The weekend 27-28 October
After the big push of last week, the weekend was spent on smaller tasks: painted the reveals around the door and small windows and put a coat of UV wax on the birch ply that lines the walls to make sure that the sun doesn’t bleach the wood. There’s a host of these sorts of tasks to complete before we’re done, but I’m back to work tomorrow and progress will inevitably be slower. From now on this blog will be more sporadic, with updates as and when we make progress.
But before I sign off, what have we learned so far?
That the U-Build system is easy to understand, intuitive, and any self-builder who felt confident at basic DIY could quickly come to terms with it.
That it helps to think of the build in three distinct phases: making boxes, constructing the building, and a whole range of finishing tasks, like painting, cladding and so on. If you have space then you can make most of the boxes before you start and do the construction phase in one or two short intense bursts of activity.

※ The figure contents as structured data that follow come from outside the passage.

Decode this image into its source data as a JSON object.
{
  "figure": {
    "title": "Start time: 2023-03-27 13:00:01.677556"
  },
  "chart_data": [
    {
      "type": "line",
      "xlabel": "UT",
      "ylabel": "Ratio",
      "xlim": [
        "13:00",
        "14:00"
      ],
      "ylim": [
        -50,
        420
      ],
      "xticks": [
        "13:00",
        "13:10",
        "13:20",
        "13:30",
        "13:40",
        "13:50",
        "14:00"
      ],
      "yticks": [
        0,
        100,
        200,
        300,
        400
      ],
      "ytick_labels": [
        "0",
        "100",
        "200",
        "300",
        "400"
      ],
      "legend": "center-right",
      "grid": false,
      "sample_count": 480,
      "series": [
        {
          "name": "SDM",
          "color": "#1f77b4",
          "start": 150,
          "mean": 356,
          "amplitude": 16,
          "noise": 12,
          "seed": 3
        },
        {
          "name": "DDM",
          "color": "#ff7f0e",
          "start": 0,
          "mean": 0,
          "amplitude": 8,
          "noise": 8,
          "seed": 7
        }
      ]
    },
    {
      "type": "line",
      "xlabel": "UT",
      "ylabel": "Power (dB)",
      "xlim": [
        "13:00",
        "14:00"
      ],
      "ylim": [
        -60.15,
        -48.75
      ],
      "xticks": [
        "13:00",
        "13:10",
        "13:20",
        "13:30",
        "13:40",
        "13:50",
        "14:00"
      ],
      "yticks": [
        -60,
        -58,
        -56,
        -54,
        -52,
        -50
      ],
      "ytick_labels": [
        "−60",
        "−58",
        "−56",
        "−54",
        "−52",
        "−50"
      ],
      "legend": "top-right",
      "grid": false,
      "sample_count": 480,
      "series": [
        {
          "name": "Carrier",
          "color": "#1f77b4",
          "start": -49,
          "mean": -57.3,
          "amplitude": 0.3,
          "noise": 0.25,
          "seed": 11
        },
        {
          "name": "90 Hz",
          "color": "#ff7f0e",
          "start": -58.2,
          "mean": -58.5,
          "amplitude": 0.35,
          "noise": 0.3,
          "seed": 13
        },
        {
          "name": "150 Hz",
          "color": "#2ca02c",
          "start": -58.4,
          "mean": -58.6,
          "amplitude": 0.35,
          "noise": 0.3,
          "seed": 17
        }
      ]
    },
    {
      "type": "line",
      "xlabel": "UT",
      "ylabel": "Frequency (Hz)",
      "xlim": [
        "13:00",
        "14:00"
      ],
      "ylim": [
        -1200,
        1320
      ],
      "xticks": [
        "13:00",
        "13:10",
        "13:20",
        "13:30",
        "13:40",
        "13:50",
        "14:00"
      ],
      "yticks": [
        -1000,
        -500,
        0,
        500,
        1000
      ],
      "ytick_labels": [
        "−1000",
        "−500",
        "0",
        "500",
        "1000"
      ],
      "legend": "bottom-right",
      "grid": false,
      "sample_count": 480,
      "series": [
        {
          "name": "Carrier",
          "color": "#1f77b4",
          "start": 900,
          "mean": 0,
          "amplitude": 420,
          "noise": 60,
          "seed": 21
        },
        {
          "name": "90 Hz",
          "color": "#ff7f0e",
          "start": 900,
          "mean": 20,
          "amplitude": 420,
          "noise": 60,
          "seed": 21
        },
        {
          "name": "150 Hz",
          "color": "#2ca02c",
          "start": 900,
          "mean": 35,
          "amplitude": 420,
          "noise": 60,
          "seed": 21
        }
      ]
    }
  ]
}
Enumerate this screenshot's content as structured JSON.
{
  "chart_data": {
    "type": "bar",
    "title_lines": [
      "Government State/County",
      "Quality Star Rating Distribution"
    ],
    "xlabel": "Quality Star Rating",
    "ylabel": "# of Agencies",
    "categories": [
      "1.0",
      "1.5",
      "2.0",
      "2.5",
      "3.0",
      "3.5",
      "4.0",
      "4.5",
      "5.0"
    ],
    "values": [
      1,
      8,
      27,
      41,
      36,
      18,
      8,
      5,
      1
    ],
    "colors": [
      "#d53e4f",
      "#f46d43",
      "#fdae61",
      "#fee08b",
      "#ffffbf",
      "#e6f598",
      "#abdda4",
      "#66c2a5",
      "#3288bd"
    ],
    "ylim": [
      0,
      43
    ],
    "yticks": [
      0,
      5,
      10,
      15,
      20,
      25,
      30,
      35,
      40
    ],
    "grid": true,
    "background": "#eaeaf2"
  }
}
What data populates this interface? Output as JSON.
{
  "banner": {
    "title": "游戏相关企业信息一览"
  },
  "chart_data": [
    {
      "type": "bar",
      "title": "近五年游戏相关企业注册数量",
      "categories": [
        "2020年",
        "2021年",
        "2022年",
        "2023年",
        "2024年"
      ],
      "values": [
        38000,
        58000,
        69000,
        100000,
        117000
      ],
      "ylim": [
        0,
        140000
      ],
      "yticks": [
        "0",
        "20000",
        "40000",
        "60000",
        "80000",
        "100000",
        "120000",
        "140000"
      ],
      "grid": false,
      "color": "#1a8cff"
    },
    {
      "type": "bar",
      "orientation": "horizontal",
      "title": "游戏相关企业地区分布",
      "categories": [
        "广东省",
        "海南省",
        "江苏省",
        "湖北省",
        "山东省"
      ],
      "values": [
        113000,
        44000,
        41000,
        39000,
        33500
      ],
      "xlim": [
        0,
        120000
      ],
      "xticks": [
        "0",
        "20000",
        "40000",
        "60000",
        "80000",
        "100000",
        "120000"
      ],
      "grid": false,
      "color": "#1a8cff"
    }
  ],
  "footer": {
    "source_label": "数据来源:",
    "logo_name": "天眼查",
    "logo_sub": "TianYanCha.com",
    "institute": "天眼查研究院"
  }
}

If you haven’t got the space, then just make the boxes as you go along and construct the building in stages. The finishing tasks are many and various and will take longer than you think.
That some of the tasks can be done alone, but others do require help. Box making can be either – you’ll just make speedier progress with others. Constructing the floor and walls requires at least two people, and it helps to have three of you to put up the roof.
That logistics matter – for the period of your build your home will become a semi-permanent delivery address. Getting the right materials on site at the right time is essential to progress tasks efficiently.
That you will be faced with a large number of decisions on even a small build, on subjects you never realised you had an opinion – colours of woodwork, types of door handles and so on.
And while it is a lot of work, it’s definitely worth it: you will end up with something more bespoke and more beautiful than you’ll find in any catalogue!
The weekend 3-4 November
Back to the build after a week at work. Finished the paintwork – Osmo ‘Nordic Red’ if anyone is interested – which nicely complements the Acer as it turns red at this time of year. Fitted wooden battens to the outside of the building – the cladding panels will fix to these in time. Putting the battens on also allowed me to finish the integral gutter which is part of the butyl roof lining. From now on when it rains the water will run off towards the back left hand corner. We are planning to install a water butt to connect to this.
More next weekend, weather permitting!